De novo donor-specific HLA antibodies are associated with rapid loss of graft function following islet transplantation in type 1 diabetes

Abstract

Outcomes after islet transplantation continue to improve but etiology of graft failure remains unclear. De novo donor-specific human leukocyte antigen (HLA) antibodies (DSA) posttransplant are increasingly recognized as a negative prognostic marker. Specific temporal associations between DSA and graft function remain undefined particularly in programs undertaking multiple sequential transplants. Impact of de novo DSA on graft function over 12 months following first islet transplant was determined prospectively in consecutive recipients taking tacrolimus/mycophenolate immunosuppression at a single center. Mixed-meal tolerance test was undertaken in parallel with HLA antibody assessment pretransplant and 1-3 months posttransplant. Sixteen participants received a total of 26 islet transplants.
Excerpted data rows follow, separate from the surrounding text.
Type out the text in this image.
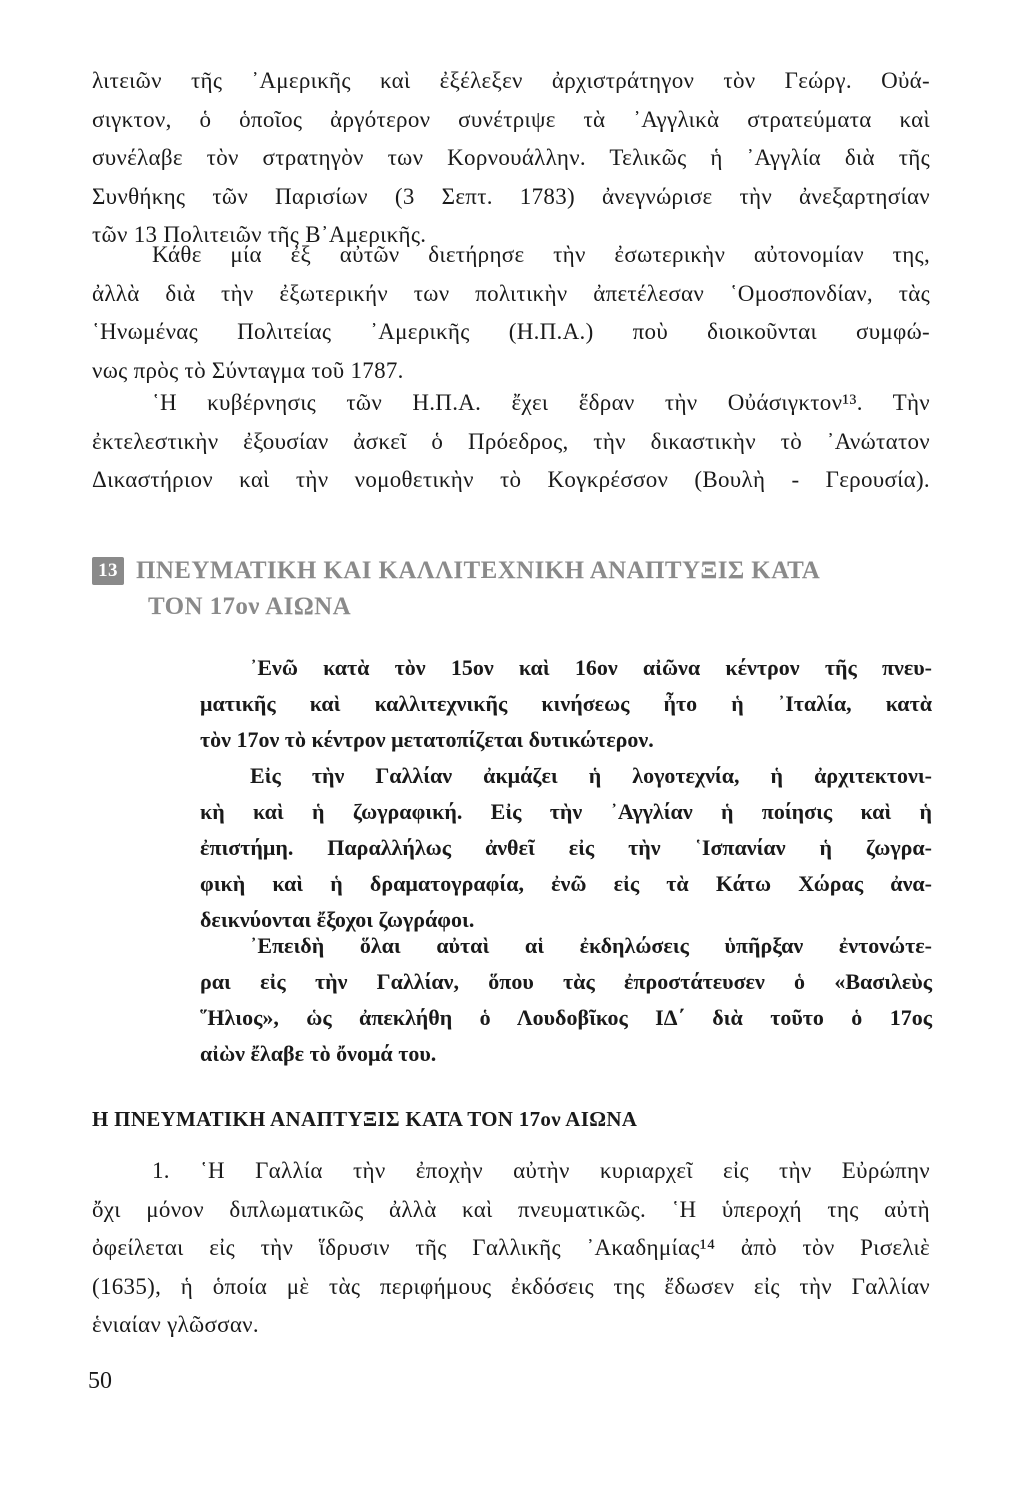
λιτειῶν τῆς ᾿Αμερικῆς καὶ ἐξέλεξεν ἀρχιστράτηγον τὸν Γεώργ. Οὐά-
σιγκτον, ὁ ὁποῖος ἀργότερον συνέτριψε τὰ ᾿Αγγλικὰ στρατεύματα καὶ
συνέλαβε τὸν στρατηγὸν των Κορνουάλλην. Τελικῶς ἡ ᾿Αγγλία διὰ τῆς
Συνθήκης τῶν Παρισίων (3 Σεπτ. 1783) ἀνεγνώρισε τὴν ἀνεξαρτησίαν
τῶν 13 Πολιτειῶν τῆς Β᾿Αμερικῆς.
Κάθε μία ἐξ αὐτῶν διετήρησε τὴν ἐσωτερικὴν αὐτονομίαν της,
ἀλλὰ διὰ τὴν ἐξωτερικήν των πολιτικὴν ἀπετέλεσαν ῾Ομοσπονδίαν, τὰς
῾Ηνωμένας Πολιτείας ᾿Αμερικῆς (Η.Π.Α.) ποὺ διοικοῦνται συμφώ-
νως πρὸς τὸ Σύνταγμα τοῦ 1787.
῾Η κυβέρνησις τῶν Η.Π.Α. ἔχει ἕδραν τὴν Οὐάσιγκτον¹³. Τὴν
ἐκτελεστικὴν ἐξουσίαν ἀσκεῖ ὁ Πρόεδρος, τὴν δικαστικὴν τὸ ᾿Ανώτατον
Δικαστήριον καὶ τὴν νομοθετικὴν τὸ Κογκρέσσον (Βουλὴ - Γερουσία).
13 ΠΝΕΥΜΑΤΙΚΗ ΚΑΙ ΚΑΛΛΙΤΕΧΝΙΚΗ ΑΝΑΠΤΥΞΙΣ ΚΑΤΑ
ΤΟΝ 17ον ΑΙΩΝΑ
᾿Ενῶ κατὰ τὸν 15ον καὶ 16ον αἰῶνα κέντρον τῆς πνευ-
ματικῆς καὶ καλλιτεχνικῆς κινήσεως ἦτο ἡ ᾿Ιταλία, κατὰ
τὸν 17ον τὸ κέντρον μετατοπίζεται δυτικώτερον.
Εἰς τὴν Γαλλίαν ἀκμάζει ἡ λογοτεχνία, ἡ ἀρχιτεκτονι-
κὴ καὶ ἡ ζωγραφική. Εἰς τὴν ᾿Αγγλίαν ἡ ποίησις καὶ ἡ
ἐπιστήμη. Παραλλήλως ἀνθεῖ εἰς τὴν ῾Ισπανίαν ἡ ζωγρα-
φικὴ καὶ ἡ δραματογραφία, ἐνῶ εἰς τὰ Κάτω Χώρας ἀνα-
δεικνύονται ἔξοχοι ζωγράφοι.
᾿Επειδὴ ὅλαι αὐταὶ αἱ ἐκδηλώσεις ὑπῆρξαν ἐντονώτε-
ραι εἰς τὴν Γαλλίαν, ὅπου τὰς ἐπροστάτευσεν ὁ «Βασιλεὺς
῞Ηλιος», ὡς ἀπεκλήθη ὁ Λουδοβῖκος ΙΔ΄ διὰ τοῦτο ὁ 17ος
αἰὼν ἔλαβε τὸ ὄνομά του.
Η ΠΝΕΥΜΑΤΙΚΗ ΑΝΑΠΤΥΞΙΣ ΚΑΤΑ ΤΟΝ 17ον ΑΙΩΝΑ
1. ῾Η Γαλλία τὴν ἐποχὴν αὐτὴν κυριαρχεῖ εἰς τὴν Εὐρώπην
ὄχι μόνον διπλωματικῶς ἀλλὰ καὶ πνευματικῶς. ῾Η ὑπεροχή της αὐτὴ
ὀφείλεται εἰς τὴν ἵδρυσιν τῆς Γαλλικῆς ᾿Ακαδημίας¹⁴ ἀπὸ τὸν Ρισελιὲ
(1635), ἡ ὁποία μὲ τὰς περιφήμους ἐκδόσεις της ἔδωσεν εἰς τὴν Γαλλίαν
ἑνιαίαν γλῶσσαν.
50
Five (19%) grafts were associated with de novo DSA. Five (31%) recipients were affected: three post-first transplant; two post-second transplant. DSA developed within 4 weeks of all sensitizing grafts and were associated with decreased stimulated C-peptide (median [interquartile range]) at 3 months posttransplant (DSA negative: 613(300-1090); DSA positive 106(34-235) pmol/L [p = 0.004]). De novo DSA directed against most recent islet transplant were absolutely associated with loss of graft function despite maintained immunosuppression at 12 months in the absence of a rescue nonsensitizing transplant. Alemtuzumab induction immunosuppression was associated with reduced incidence of de novo DSA formation (p = 0.03). Through prospective follow up of a single-center cohort of pancreatic islet transplant recipients, the authors demonstrate that development of de novo donor-specific antibodies occurs rapidly after the sensitizing transplant and is absolutely associated with graft loss at 12 months.